L’aiuto era garantito – come qui a Slavonski Brod, dove mi trovo ora – dalle organizzazioni umanitarie e da decine di volontari. Questo è il più grande campo profughi della Croazia, l’unico veramente attrezzato per far fronte all’inverno e sembra che in queste settimane siano riusciti ad organizzarsi. Ci sono medici, interpreti, squadre che provvedono alla pulizia continua del posto. Ma soprattutto ci sono i profughi: arrivano ad un migliaio per volta.
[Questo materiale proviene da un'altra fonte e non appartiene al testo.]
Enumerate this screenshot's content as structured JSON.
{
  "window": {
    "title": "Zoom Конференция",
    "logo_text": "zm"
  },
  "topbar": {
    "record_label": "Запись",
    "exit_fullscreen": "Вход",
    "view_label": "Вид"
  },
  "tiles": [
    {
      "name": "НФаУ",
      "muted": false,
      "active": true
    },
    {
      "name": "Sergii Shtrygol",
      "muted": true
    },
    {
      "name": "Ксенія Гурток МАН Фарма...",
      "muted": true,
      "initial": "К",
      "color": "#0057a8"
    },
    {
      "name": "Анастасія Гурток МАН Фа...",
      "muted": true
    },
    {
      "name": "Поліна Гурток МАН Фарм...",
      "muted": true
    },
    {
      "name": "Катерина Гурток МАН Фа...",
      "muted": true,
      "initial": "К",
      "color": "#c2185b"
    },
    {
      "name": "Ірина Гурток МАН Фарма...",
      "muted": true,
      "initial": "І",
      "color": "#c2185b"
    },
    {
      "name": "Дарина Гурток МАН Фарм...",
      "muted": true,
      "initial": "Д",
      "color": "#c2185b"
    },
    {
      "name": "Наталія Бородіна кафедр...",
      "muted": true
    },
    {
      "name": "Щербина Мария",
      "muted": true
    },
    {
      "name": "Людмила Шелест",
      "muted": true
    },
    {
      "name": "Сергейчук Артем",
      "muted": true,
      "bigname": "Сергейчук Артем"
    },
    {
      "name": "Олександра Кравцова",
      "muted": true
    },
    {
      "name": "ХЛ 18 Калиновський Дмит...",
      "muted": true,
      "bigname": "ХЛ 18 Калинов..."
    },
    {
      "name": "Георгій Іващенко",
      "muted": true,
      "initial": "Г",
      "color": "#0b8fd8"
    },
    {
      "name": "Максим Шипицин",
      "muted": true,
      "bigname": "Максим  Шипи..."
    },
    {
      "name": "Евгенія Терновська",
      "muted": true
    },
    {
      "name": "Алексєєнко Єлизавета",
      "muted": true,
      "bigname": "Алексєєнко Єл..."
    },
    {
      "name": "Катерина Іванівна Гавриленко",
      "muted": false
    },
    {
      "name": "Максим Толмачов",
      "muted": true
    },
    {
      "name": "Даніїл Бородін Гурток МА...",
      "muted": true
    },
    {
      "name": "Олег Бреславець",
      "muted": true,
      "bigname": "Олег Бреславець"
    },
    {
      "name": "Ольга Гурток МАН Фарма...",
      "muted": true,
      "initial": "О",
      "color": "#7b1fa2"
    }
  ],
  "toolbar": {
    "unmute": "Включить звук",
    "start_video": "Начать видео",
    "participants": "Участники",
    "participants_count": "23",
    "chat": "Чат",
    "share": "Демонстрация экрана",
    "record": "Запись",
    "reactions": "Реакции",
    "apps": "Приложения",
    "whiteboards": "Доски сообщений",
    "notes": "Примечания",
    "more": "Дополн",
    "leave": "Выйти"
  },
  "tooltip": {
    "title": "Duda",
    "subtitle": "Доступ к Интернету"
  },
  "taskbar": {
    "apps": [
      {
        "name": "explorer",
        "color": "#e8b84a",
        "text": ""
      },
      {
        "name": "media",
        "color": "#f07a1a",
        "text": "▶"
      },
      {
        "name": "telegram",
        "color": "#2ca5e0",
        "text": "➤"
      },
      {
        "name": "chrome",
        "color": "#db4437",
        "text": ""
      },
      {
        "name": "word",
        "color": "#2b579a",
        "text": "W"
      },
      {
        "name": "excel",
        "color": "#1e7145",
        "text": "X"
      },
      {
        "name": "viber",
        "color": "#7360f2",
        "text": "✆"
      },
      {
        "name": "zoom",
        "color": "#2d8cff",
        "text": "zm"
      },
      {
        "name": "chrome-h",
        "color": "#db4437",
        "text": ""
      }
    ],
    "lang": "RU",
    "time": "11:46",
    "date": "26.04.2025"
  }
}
Un’organizzazione consentita anche dagli accordi instaurati tra Serbia, Croazia e Slovenia, che se su alcuni fronti sembrano farsi la guerra – soprattutto per accontentare un certo populismo strisciante – si sono invece messe d’accordo. La Serbia organizza scaglioni di migranti e avvisa la Croazia quando stanno per partire e questa fa lo stesso con la Slovenia, che provvede poi a far loro proseguire il viaggio verso l’Austria e poi chissà, forse ancora più a nord. Come a settembre, ci sono gruppi di profughi più organizzati, partiti magari con qualche soldo in più da parte e guidati da chi sa un po’ d’inglese. Poi ci sono quelli che portano con se quel poco che hanno e che di solito arrivano da più lontano. Hanno fatto più fatica e per loro, che conoscono solo la propria lingua, è tutto più difficile, non riescono a farsi aiutare, anche se la mano tesa è là. Poi, tutti gli altri. Più o meno organizzati, più o meno disperati. Ad unirli, solo la voglia di lasciarsi alle spalle le difficoltà e ricostruirsi una vita in quell’altrove che glielo permetterà.”